The old PS Now update was quite reminiscent of the design in Sony's PS Store on the PS3 and PS4, but the new design pulls a lot of visual cues from the PS Vue TV service that launched recently. The old PS Now interface featured some truly giant game tiles that only let you see a few options when you started the service up, but now there's a much more information-dense view. You'll see a set of featured games up top as well as recently added titles right below, and as you scroll down you'll see what's available in each genre of games PS Now features. From there, you can scroll horizontally to see all the games in that category.
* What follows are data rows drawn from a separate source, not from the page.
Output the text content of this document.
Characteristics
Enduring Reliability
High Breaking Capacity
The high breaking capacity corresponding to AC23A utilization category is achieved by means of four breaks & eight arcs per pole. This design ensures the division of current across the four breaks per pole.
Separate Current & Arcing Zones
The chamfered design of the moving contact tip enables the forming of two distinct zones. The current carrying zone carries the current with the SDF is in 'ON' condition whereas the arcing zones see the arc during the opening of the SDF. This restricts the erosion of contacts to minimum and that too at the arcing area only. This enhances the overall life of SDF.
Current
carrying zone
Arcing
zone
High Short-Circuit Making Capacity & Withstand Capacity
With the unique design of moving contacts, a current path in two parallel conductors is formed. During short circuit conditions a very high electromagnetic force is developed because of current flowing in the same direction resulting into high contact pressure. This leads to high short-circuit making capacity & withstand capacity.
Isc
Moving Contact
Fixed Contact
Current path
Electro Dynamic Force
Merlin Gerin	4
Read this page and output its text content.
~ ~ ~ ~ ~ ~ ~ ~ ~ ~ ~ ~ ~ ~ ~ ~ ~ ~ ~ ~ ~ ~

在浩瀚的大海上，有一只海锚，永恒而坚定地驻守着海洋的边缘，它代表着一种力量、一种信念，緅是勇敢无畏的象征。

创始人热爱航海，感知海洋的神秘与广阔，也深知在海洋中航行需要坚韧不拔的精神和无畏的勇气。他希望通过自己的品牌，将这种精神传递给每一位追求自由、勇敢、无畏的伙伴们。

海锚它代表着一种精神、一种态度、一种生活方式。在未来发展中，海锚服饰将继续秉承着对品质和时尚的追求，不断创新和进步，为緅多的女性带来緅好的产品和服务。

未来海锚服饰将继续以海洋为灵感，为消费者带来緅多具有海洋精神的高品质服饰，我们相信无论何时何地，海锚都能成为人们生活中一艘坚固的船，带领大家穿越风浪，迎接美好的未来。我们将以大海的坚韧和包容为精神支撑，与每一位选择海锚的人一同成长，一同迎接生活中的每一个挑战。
If PS Now is going to be the Netflix of games, it'll need more games

It really does feel a lot like browsing Netflix — it's a much simpler and more streamlined interface than what existed before. There's really only three parts to it: the main grid view, a game's details, and then the screen that shows up when you actually launch a game. The game detail pages are much more visually interesting and modern-feeling, with huge artwork, nicely blurred backgrounds, and full-screen screenshots.

PS Now UI update

It's worth nothing that some of PS Now's somewhat confused history is still on display here — this new UI is available when you launch the PS Now app on the PS4, which only lets you try games if you're subscribed to the $19.99 monthly service. The rental aspect of PS Now is banished to the PS Store; it's confusing, but also probably for the best. The pricing for the rental model of PS Now remains completely broken, while the subscription service may offer enough value to find some traction. Sony just needs to keep adding more games — PS Now's subscription service has hovered around that 100 game mark for a long time now. And with the Xbox One's planned backwards compatibility with Xbox 360 games, PS Now is probably Sony's best tool at giving PS4 users similar capabilities.